Wednesday 2 September 2015

NOTE: SAS "Inside" of Hadoop

We previously looked at SAS Grid Manager for Hadoop, which brings workload management, accelerated processing, and scheduling to a Hadoop environment. This was introduced with the m3 maintenance release of SAS v9.4. M3 also introduced support for using an Oozie scheduling server.

If you're keen to get additional SAS services running on your Hadoop cluster, potentially reducing "data miles", you'll be pleased to know that SAS has an experimental feature in v2.7 of the LASR Analytic Server that allows us to experimentally manage resources with YARN. I need to stress "experimental" - this is not ready for our production systems quite yet, unless reliability & availability are not our top priorities.

If the experimental status doesn't put you off then you can find more details at the back of the LASR Analytic Server 2.7: Reference Guide.

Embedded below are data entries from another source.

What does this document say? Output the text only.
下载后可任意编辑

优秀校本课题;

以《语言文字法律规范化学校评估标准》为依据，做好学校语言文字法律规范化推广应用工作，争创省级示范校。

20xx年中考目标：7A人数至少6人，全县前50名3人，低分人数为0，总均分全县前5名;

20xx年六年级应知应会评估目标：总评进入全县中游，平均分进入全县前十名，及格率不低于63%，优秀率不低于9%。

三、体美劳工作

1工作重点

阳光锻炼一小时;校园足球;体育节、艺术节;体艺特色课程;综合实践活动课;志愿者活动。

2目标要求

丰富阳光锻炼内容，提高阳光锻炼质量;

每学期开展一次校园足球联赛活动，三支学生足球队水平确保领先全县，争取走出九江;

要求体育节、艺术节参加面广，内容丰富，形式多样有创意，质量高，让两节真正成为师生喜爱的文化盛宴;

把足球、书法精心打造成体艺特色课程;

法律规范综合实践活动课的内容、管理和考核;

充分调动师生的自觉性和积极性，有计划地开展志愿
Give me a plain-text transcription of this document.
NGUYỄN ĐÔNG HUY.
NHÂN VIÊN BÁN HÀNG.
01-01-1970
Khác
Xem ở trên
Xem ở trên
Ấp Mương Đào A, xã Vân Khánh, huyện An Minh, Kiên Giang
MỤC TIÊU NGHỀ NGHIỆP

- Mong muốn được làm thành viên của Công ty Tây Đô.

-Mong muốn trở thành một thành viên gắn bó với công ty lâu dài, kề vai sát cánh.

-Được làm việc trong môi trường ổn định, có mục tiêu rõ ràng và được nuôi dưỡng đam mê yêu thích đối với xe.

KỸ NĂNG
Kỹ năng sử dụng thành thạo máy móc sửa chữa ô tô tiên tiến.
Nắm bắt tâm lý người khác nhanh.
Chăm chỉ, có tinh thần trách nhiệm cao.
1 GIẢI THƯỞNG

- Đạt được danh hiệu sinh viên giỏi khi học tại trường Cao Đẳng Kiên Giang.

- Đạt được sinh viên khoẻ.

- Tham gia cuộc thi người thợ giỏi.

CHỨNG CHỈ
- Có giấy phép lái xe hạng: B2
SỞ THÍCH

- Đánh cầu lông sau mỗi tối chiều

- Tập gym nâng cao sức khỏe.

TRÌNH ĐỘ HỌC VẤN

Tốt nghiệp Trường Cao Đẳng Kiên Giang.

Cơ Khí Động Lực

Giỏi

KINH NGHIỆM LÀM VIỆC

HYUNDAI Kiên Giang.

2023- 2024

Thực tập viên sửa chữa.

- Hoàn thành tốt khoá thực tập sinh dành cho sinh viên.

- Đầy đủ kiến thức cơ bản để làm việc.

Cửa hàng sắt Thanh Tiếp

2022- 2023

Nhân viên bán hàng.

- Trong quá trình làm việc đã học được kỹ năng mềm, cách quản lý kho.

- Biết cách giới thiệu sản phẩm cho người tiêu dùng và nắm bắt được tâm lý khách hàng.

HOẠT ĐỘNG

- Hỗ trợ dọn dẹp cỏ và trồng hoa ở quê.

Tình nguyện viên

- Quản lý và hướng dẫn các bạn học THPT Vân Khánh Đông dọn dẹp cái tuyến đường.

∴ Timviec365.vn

YARN (Yet Another Resource Negotiator) is part of the base framework of version 2 of Apache Hadoop. It's a resource manager and it takes care of the Hadoop cluster's compute resources. YARN can manage and share resources between various applications. Configuring LASR to participate in YARN's resource sharing allows YARN to have a complete picture of activities on the cluster.

The use of YARN with LASR is part of the increasing integration between SAS and Hadoop. I look forward to seeing it move to "general availability" status.